Garden Variety: The time is right for growing onions
Onions are a staple in many U.S. households and are easy to grow in the Midwest with proper timing and a little knowledge of planting methods. Give them a try this year, or use these tips to improve production if you have tried them in the past. Plan to plant anytime from now to late April in the Lawrence area. Grow onions in a traditional garden, raised bed, container, or tucked into flowerbeds to maximize space.
Knowing what and how to plant is the hardest part of growing onions. First, use onion plants or sets instead of planting from seed. Use varieties recommended for the region. Plant in early spring to allow onions to mature while conditions are most favorable – before the arrival of Kansas’ typical hot dry summers. Prepare the soil and mulch, fertilize, and water as recommended.
Onion plants are the best bet for gardeners wishing to grow large bulbing onions. Plants are usually sold bareroot (without soil) in bundles of 50 or more.
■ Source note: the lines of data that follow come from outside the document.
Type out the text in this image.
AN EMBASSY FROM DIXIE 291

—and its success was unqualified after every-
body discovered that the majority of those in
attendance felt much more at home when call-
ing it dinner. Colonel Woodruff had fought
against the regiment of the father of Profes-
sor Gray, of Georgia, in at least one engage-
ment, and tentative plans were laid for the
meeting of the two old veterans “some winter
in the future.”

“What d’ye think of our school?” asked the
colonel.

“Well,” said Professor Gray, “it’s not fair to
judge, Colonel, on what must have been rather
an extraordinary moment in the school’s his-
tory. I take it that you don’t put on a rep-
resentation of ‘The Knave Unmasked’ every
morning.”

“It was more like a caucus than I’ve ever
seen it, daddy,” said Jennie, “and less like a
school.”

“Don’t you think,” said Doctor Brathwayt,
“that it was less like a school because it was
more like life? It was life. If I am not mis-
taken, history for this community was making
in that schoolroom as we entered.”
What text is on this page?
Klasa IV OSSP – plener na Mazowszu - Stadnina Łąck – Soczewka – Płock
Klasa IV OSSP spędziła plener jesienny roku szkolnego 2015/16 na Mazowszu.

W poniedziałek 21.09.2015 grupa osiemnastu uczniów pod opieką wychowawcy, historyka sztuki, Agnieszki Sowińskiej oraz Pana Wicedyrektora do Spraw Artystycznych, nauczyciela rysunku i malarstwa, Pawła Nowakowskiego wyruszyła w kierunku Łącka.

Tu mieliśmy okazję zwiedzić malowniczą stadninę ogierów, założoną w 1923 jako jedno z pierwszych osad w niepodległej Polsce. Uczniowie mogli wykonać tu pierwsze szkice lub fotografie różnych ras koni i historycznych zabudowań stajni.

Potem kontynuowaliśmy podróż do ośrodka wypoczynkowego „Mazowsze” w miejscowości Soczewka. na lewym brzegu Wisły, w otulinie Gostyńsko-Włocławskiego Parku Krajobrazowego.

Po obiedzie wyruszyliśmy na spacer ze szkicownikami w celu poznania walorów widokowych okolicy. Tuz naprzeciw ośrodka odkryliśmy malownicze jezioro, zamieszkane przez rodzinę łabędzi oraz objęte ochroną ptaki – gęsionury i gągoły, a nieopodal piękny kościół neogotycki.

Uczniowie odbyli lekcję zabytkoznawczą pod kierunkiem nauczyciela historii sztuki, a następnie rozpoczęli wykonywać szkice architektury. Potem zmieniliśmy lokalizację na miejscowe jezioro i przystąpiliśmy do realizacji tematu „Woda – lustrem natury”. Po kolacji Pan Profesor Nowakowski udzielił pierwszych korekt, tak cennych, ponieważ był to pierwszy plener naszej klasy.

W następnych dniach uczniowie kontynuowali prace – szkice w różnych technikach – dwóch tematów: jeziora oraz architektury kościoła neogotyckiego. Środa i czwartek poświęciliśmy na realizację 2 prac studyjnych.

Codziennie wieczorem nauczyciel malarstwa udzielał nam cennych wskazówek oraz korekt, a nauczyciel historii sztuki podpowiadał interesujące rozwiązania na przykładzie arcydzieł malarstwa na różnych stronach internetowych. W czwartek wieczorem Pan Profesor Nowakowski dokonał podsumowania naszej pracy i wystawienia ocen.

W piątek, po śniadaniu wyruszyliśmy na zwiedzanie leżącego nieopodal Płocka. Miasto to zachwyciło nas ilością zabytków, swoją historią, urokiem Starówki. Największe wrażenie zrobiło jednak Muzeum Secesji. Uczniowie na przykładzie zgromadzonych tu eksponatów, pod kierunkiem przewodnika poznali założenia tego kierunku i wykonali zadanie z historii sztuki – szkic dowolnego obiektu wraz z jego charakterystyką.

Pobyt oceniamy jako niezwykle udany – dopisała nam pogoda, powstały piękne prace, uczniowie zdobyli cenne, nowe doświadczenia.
They should have a small, undeveloped bulb and short green stem.
Onion sets are small bulbs without roots or stems. Sets are best for green onions but can be grown to maturity. They are usually sold in small mesh bags or in bulk bins.
Look for onion plants and sets near seed potatoes and other bulbs at the garden center. Split a bundle or bag with a friend or neighbor if only a small quantity of onions is desired.
Onions can be grown from seed, but it takes a long time to get from planting to maturity and summer heat limits growth. If seed planting is desired, start seed indoors under grow lights in January and transplant baby plants outdoors in March or April.
For bulbing onions, Kansas State University recommends Candy (yellow), Red Candy Apple (red), and Super Star (white) for best performance in Kansas. If these are unavailable, look for varieties labeled as intermediate or intermediate-day varieties. Short-day varieties are the second choice but will be smaller at maturity when grown here.
Variety selection is less important for green onions, and onions sets are often unlabeled.
Select a site in full sun with well-drained soil. Look for a site near a water source if watering/irrigation is desired. Incorporate compost and/or fertilizer into the soil prior to planting to improve drainage and fertility.
Space onion 2 to 4 inches apart in rows or blocks. If planting in containers, leave the same spacing from the edge of the pot. If incorporating into landscape beds, stick them wherever space allows.
Plant onion sets touching each other in rows or blocks. The largest bulbs will grow the fastest and are best harvested as green onions. If some onions will be left to mature, alternate large and small bulbs and plan on the small bulbs being left to grow after the large bulbs are harvested later this spring.
Place the bottom of the bulb about 1 to 1.5 inches deep. Mulch over plants or sets with straw, prairie hay, or other materials to keep weeds at bay and reduce soil temperature and moisture fluctuations. Check plantings regularly through the season and remove any weeds that appear in the rows or blocks.
Use a rain gauge or watch the weather to monitor rainfall. Onions need about one inch of water per week. Drip irrigation or other watering is beneficial when less rain is received. Containers dry out faster than the ground and may need frequent watering.
If fertilization is desired to maximize production, Kansas State University recommends applying fertilizer about three weeks after new growth appears, when plants have 6 to 8 leaves, and when plants have 9 to 11 leaves. Use a fertilizer that is all nitrogen or primarily nitrogen according to label directions or onion production guides. (The nitrogen percentage is the first number of a three-number sequence on any fertilizer sold. Look for something labeled 12-0-0, 16-0-0, etc.).
After bulbs begin to develop, onions can be harvested whenever desired for cooking and eating. When tops weaken and flop over, remove remaining onions from the soil to keep them from rotting in the ground.
Onions can be used immediately or allowed to dry outdoors for longer shelf life. Spread them on the ground in a shaded location, place them in crates or on racks, or bundle them by their tops and hang them up inside an open shed. Tops should dry within a few weeks. Then, remove dry foliage and trim roots as desired. Also remove any remaining soil. Store in a cool dry location for 1 to 4 months depending on the variety.
Green onions can also be planted in late summer for fall harvest.
USDA’s Economic Research Service estimated that 22 pounds of onions were consumed per person in the U.S. in 2019. This is the most recent year of data available and follows a trend of around 20 pounds per person per year over the last 2 decades. The total includes fresh onions and dehydrated onions used as seasoning in a wide variety of products.